Scientific misconduct comes in many forms. Fabrication lies at one extreme, but plagiarism and 'citation amnesia' are more common. Some have come to question the peer review system, especially following the spectacular cases of Hendrik Schön and Scott Reubens. Schön was a Bell Labs researcher whose organic field-effect transistors exhibited the fractional quantum Hall effect, superconductivity, lasing, you name it. That he didn't keep a lab book or any raw data during his PhD would already constitute bad practice, but then he went on to actually fabricate data. In 2002, a committee found him guilty of scientific misconduct on 16 out of 24 allegations, and at least 21 of his published papers have since been retracted (a new book chronicling Schön's rise and fall is reviewed on p451 of this issue). Reuben's case came to light in March 2009, when 21 of his papers containing faked data were retracted from anaesthesiology journals. Millions of patients have been treated according to his studies of combinations of drugs for pain relief. In many cases, the patients in his clinical trials were made up.

Following each occurrence, the scientific community has been left wondering how this scale of fraudulent research has escaped detection for so long. In his 1974 Commencement speech at Caltech, Richard Feynman said, “we've learned from experience that the truth will out. Other experimenters will repeat your experiment and find out whether you were wrong or right. Nature's phenomena will agree or they'll disagree with your theory. And although you may gain some temporary fame and excitement, you will not gain a good reputation as a scientist if you haven't tried to be very careful in this kind of work. And it's this type of integrity, this kind of care not to fool yourself, that is missing to a large extent in much of the research in Cargo Cult Science” [his term for bad science or pseudoscience]. His point was that we must be 100% honest in science, even to publish all the shortcomings as well as successes of a particular study. Thirty-five years later, scientific integrity is still not taught explicitly, but is something that it is hoped students will absorb along the way.

Mostly, scientists can be counted on to be honest. Peer review would not work otherwise, and it does work. That is why scientific fraud can escape detection for a short time, because the system is built on trust. When Schön's work couldn't be reproduced by other groups, researchers thought they were not good enough or were missing a key ingredient. Non-believers were written off as jealous. In the end, it took a whistleblower to start a chain reaction leading to the retractions.

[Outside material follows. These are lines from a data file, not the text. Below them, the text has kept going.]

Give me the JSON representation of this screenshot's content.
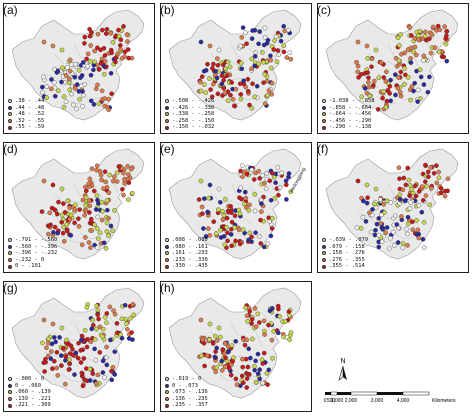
{
  "colors": {
    "c1": "#f4f4f4",
    "c2": "#2a2aa0",
    "c3": "#c8d84a",
    "c4": "#e07a4a",
    "c5": "#c8181a",
    "land": "#e9e9e9",
    "border": "#9a9a9a"
  },
  "panels": [
    {
      "label": "(a)",
      "legend": [
        ".38 - .44",
        ".44 - .48",
        ".48 - .52",
        ".52 - .55",
        ".55 - .59"
      ]
    },
    {
      "label": "(b)",
      "legend": [
        "-.508 - -.426",
        "-.426 - -.338",
        "-.338 - -.258",
        "-.258 - -.150",
        "-.150 - -.032"
      ]
    },
    {
      "label": "(c)",
      "legend": [
        "-1.038 - -.858",
        "-.858 - -.664",
        "-.664 - -.456",
        "-.456 - -.290",
        "-.290 - -.138"
      ]
    },
    {
      "label": "(d)",
      "legend": [
        "-.791 - -.560",
        "-.560 - -.396",
        "-.396 - -.232",
        "-.232 - 0",
        "0 - .101"
      ]
    },
    {
      "label": "(e)",
      "legend": [
        ".008 - .080",
        ".080 - .161",
        ".161 - .233",
        ".233 - .330",
        ".330 - .435"
      ],
      "annotation": "Heilongjiang"
    },
    {
      "label": "(f)",
      "legend": [
        "-.039 - .079",
        ".079 - .158",
        ".158 - .276",
        ".276 - .355",
        ".355 - .514"
      ]
    },
    {
      "label": "(g)",
      "legend": [
        "-.080 - 0",
        "0 - .060",
        ".060 - .139",
        ".139 - .221",
        ".221 - .309"
      ]
    },
    {
      "label": "(h)",
      "legend": [
        "-.019 - 0",
        "0 - .073",
        ".073 - .136",
        ".136 - .235",
        ".235 - .357"
      ]
    }
  ],
  "scale": {
    "north": "N",
    "ticks": [
      "0",
      "500",
      "1,000",
      "2,000",
      "3,000",
      "4,000"
    ],
    "unit": "Kilometers"
  }
}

Even when confronted with suspicious results, scientists tend not to want to be whistleblowers. In many cases, the allegations do not lead to a formal enquiry, the accused goes free and the whistleblower is censured. In any case, scientific fraud involving fabricated data is rare and will always be difficult to catch. A lot more prevalent, however, is 'cut and paste' science.

This is where Déjà vu comes in (http://spore.swmed.edu/dejavu/). Déjà vu is based on the text-similarity software eTBLAST. When used on the Medline database, eTBLAST flagged up 74,790 pairs of papers similar in content or language. Following manual inspection, 2,125 have been labelled as duplicates, 1,697 as sanctioned, 1,498 as distinct, but the majority remain unverified. For two papers to be considered duplicates, they must share 85% of their text. Given the number of review articles and conference proceedings, the number of duplicates is not surprising — although it is surprising that most of the duplications by the same authors are usually published within five months of each other, which means that they were probably submitted to different journals at the roughly the same time — but 228 of the duplicates are from different authors, which suggests plagiarism. These cases are reported to the authors and journal editors.

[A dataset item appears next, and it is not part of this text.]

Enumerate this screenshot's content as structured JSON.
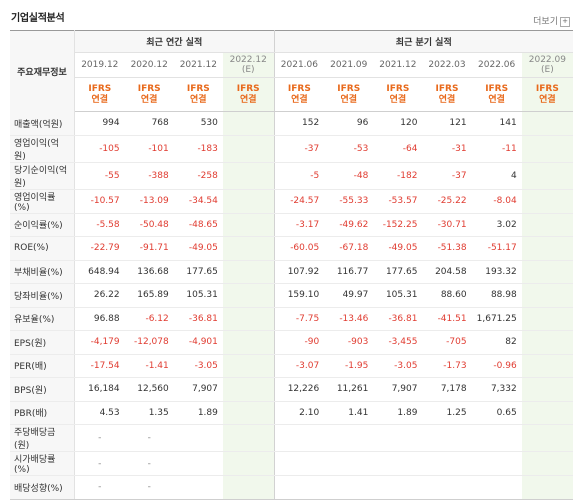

Software has its limitations, so the Déjà vu team encourages authors to get in touch. It's also possible to report a duplicate citation to be added to the website. For publishers, CrossCheck (http://www.crossref.org/crosscheck.html) is available for checking submissions against 20 million publications, and is used by the Nature Publishing Group. Hopefully, this kind of publication policing will feed into improved scientific practice — because it is only a matter of time before fraudsters are caught.